How to Make Social Media Safe
Summer is in full swing and you might have a young child who’s eager to go spend time at the neighborhood pool. If you were going to teach your two-year-old how to swim, think of how involved you’d probably be. You’d hold your toddler as you got in the water together and let them get used to their surroundings. Maybe after a few minutes you’d set them down on the side and then have them jump into your arms. At some point, you’d have them practice kicking their legs. You’re probably not jumping out and leaving them there to figure things out on their own.
As a parent, you should exercise this same level of care and involvement when it comes to letting your kids use social media. Sometimes kids who are too young to fully understand social media are thrown into the deep end, and they often end up sinking. Just as you wouldn’t leave your child alone in a swimming pool, you shouldn’t leave your child alone in the vast abyss of Facebook, Instagram, Twitter, and Snapchat. Online safety expert Scott Steinberg says, “You absolutely have to be as involved in your child’s digital and online life as you would be in real world activities and interactions.”
Kids have ready access to the internet. In a recent Pew study, 89% of 13- to 17-year-olds surveyed said that they were online either “almost constantly” or “several times a day.” Among American teens, 95% have access to a smartphone. As a parent, you can’t keep your kids away from social media and the internet, but you can do some things to ensure that your kids are safe and healthy in their online interactions. Here are five tips to help.

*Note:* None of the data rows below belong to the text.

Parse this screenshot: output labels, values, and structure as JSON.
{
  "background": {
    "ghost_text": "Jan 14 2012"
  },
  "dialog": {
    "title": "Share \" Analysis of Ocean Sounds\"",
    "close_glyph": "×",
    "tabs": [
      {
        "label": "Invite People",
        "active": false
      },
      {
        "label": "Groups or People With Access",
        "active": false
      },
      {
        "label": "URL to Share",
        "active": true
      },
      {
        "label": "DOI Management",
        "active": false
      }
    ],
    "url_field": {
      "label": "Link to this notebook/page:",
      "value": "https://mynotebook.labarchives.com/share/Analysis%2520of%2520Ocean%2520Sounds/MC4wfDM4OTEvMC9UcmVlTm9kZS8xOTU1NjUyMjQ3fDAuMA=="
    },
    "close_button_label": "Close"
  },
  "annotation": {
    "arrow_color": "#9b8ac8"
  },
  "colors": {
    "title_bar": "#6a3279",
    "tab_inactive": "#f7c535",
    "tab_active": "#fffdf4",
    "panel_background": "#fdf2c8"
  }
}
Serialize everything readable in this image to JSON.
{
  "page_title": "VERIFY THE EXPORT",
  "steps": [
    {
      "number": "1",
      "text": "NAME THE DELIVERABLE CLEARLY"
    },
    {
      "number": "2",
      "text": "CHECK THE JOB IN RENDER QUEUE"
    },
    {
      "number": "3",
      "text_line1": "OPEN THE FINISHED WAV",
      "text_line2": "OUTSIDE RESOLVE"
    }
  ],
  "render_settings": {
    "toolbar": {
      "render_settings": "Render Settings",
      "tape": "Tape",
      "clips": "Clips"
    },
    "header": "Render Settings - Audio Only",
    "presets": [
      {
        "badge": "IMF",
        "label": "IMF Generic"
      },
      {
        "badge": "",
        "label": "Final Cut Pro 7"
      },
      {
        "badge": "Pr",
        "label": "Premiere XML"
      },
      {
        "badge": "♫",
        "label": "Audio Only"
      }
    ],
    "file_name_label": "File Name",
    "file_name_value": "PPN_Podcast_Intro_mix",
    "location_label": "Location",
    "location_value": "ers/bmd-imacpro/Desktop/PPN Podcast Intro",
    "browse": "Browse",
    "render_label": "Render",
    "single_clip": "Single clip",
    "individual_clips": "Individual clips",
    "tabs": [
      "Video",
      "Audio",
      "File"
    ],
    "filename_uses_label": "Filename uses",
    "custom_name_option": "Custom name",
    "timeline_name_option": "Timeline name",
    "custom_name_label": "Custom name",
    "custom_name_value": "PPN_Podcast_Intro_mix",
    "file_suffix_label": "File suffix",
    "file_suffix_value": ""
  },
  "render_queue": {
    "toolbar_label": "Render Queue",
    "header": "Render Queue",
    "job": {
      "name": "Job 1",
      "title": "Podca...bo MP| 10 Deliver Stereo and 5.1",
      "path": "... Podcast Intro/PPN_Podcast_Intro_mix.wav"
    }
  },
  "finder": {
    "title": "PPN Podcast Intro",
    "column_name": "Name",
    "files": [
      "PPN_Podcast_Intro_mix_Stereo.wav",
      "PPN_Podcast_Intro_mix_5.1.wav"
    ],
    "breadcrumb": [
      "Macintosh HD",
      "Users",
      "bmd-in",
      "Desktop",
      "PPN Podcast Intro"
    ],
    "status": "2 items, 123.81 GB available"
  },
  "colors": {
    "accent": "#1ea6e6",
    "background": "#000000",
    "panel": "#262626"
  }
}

Consider the right age for your child to get social media.
Kids are begging for social media accounts at younger and younger ages. You’ve probably heard some version of this argument: “Everyone else has Snapchat. My life will be ruined if I’m the only one left out.” The Children’s Online Privacy Protection Act limits the information that companies can gather about children under the age of 13. As a result, websites generally don’t let children under 13 open accounts. That means that technically you shouldn’t be considering letting your kids have their own social media accounts before that age. Thirteen is one guidepost as you consider when your child is old enough for social media, but the same age isn’t right for everyone. Getting social media depends on the interest and maturity of your individual child, and you know your child better than anyone. Whenever your child starts venturing into social media, be there to help and mentor. You want to start introducing them to the online social world before they create their own accounts. Show them how you navigate your accounts.
Explain the consequences of social media actions.
Kids and teens sometimes don’t understand all of the ramifications of their online actions. Kids’ brains are still developing. They don’t have the impulse control of an adult to stop and think, “Oh, I shouldn’t post this hurtful comment just because I’m mad.” Also, they might not have the emotional resilience to deal with mean comments that someone might post about them. Explain to your child that their online presence should mirror their in-person presence. And remind them that when they post something online, they’re potentially creating a permanent record that everyone can see.
Discuss hard topics.
There are some real dangers associated with social media. For example, perpetrators can use technology as a way to groom your child. They can communicate secretly and push boundaries. In fact, 1 in 7 teen internet users have received an unwanted sexual solicitation, and 1 in 4 teenagers and young adults say they’ve sexted (which in the case of teens is technically illegal). Have conversations with your child about grooming patterns, boundaries, and what’s appropriate and inappropriate to post and text.
Keep checking in.
Don’t just talk about important principles related to social media and then vanish and assume that your child is doing everything right. Monitor what’s going on: read what your child is posting, look at their list of followers to confirm it’s only family and friends, make sure there isn’t inappropriate content in their accounts. Making mistakes is part of growing up, and your child is probably going to do a few things on social media that might be dumb. Be there to talk things through and help them learn from their mistakes. Respond, don’t react. If they feel like you’ll explode or automatically ban them from all technology, they’re probably not going to tell you what’s going on, even if they need help.
Acknowledge the good that can come from social media.
People often talk about social media like it’s bad, but there is a lot of good that can come from it. During teen years, developing social connections is very important to most kids. When used well, social media can be a great way to establish connections. And there are many other productive things teens can do with social media: get behind a cause, communicate with family members who are far away, market a talent, etc. Of course, it’s important to be cautious and careful in any online interaction, but social media can be a useful tool.
One teen said that “social media can make people my age feel less lonely.” There are definitely risks associated with social media. But with some guidance from you, social media can develop into an easy and accessible communication tool that allows your child to connect with peers and have fulfilling social interactions.